One of the accounts should be for taxable GPF interest and the other for non-taxable GPF interest. Whenever your GPF contribution exceeds Rs 5 lakh, you can transfer the amount to a taxable account and exempt the income tax. So, you are liable to pay tax for a single GPF account only.
Both permanent and temporary government employees are eligible for GPF. A temporary government employee can opt for GPF after one year of his/her service. Even retired government pensioners are also eligible for GPF if they are re-appointed. Any establishment covered under EPF Act, 1952, is eligible for the same.

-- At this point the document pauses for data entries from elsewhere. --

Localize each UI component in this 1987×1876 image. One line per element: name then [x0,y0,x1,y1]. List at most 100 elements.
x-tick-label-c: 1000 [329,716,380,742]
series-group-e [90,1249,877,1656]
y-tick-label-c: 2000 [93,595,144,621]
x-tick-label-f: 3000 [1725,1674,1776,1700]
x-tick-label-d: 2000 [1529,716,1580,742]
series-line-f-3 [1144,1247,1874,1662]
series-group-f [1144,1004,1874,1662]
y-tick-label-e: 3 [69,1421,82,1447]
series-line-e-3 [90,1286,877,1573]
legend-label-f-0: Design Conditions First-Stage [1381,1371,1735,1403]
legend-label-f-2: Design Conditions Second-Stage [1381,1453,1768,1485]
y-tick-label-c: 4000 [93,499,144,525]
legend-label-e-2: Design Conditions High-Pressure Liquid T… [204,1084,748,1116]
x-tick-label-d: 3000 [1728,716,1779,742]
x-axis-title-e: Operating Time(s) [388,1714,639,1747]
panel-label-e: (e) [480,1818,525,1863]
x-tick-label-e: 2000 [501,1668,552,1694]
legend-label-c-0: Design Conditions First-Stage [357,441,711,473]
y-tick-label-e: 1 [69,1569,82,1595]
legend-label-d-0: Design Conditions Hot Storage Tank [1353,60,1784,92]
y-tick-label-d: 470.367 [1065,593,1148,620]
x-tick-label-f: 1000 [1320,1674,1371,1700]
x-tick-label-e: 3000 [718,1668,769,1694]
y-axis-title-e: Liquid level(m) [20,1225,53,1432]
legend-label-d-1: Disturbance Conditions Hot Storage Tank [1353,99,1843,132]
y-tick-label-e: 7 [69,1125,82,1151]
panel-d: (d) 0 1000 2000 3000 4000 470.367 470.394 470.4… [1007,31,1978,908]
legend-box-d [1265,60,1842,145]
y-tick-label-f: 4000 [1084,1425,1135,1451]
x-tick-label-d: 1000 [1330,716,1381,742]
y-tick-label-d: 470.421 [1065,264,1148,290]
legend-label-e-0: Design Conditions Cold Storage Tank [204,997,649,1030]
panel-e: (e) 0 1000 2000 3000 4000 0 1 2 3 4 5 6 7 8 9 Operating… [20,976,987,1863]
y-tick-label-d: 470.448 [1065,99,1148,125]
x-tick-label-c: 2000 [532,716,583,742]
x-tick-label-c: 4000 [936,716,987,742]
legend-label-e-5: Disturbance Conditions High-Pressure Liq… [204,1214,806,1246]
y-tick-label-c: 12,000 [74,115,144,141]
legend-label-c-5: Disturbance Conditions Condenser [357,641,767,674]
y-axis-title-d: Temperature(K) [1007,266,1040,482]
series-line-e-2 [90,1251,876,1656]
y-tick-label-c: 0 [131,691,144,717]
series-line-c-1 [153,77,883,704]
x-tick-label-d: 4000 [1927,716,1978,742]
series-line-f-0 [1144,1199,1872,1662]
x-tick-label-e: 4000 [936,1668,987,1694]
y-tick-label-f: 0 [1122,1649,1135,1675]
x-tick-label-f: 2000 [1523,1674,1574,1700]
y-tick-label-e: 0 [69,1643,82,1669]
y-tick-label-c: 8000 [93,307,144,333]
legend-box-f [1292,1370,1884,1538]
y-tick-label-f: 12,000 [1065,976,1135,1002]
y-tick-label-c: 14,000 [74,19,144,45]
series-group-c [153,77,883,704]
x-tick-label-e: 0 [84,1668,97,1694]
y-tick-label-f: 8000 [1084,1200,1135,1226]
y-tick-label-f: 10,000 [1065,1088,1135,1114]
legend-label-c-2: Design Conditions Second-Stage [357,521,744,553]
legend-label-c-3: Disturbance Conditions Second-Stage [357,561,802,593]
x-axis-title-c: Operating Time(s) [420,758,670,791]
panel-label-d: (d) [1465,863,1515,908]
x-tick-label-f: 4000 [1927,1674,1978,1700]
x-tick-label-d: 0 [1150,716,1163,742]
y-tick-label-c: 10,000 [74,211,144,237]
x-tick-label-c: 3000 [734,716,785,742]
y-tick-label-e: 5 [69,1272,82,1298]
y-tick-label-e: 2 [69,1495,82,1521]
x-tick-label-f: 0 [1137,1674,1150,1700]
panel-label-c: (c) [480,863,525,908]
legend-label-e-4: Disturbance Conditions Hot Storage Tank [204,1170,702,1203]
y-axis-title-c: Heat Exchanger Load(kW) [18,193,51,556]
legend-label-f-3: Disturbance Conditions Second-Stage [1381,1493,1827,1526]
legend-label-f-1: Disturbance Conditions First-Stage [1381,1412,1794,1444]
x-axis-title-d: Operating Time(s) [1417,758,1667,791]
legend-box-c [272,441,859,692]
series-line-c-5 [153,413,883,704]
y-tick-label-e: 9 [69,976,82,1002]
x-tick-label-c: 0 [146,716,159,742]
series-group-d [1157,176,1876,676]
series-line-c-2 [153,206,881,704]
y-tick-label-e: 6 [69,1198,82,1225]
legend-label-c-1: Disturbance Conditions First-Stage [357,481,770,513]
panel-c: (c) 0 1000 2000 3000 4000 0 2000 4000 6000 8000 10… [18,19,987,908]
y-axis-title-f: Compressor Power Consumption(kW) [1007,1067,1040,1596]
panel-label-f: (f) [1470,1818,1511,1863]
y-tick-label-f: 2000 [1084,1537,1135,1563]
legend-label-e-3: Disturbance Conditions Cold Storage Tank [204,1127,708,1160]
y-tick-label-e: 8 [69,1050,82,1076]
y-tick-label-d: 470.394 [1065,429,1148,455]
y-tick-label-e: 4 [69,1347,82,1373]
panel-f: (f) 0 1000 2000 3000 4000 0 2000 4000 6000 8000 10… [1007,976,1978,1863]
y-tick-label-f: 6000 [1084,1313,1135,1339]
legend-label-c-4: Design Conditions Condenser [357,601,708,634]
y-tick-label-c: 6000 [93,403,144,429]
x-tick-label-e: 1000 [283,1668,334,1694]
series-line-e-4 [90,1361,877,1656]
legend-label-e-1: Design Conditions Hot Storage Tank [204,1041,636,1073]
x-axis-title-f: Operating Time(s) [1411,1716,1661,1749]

According to the income tax guidelines, the interest rate of GPF is counted every quarter. The levied interest rate is 7.1% for FY 2022-2023.
In case of nomination, the nominee can withdraw the GPF balance in case of account holder’s demise. However, if there is no nominee, family members of the account holder, like an adult son or grandson, can withdraw the GPF. Moreover, married daughters of the account holder’s deceased son can also withdraw the balance if their husbands are alive.
As per the Rule-16 of GPF, the sanctioning authority approves the withdrawal of an amount exceeding the stated threshold under the following circumstances: a) considering the objective of the withdrawal, b) the subscriber’s status, and, c) considering his amount to credit in Fund 1.
As per the DOPT (Department of Personnel & Training), ceiling limit is the maximum subscription limit to the GPF (General Provident Fund) for a financial year. The ceiling limit of GPF is Rs 5 lakh for the current financial year.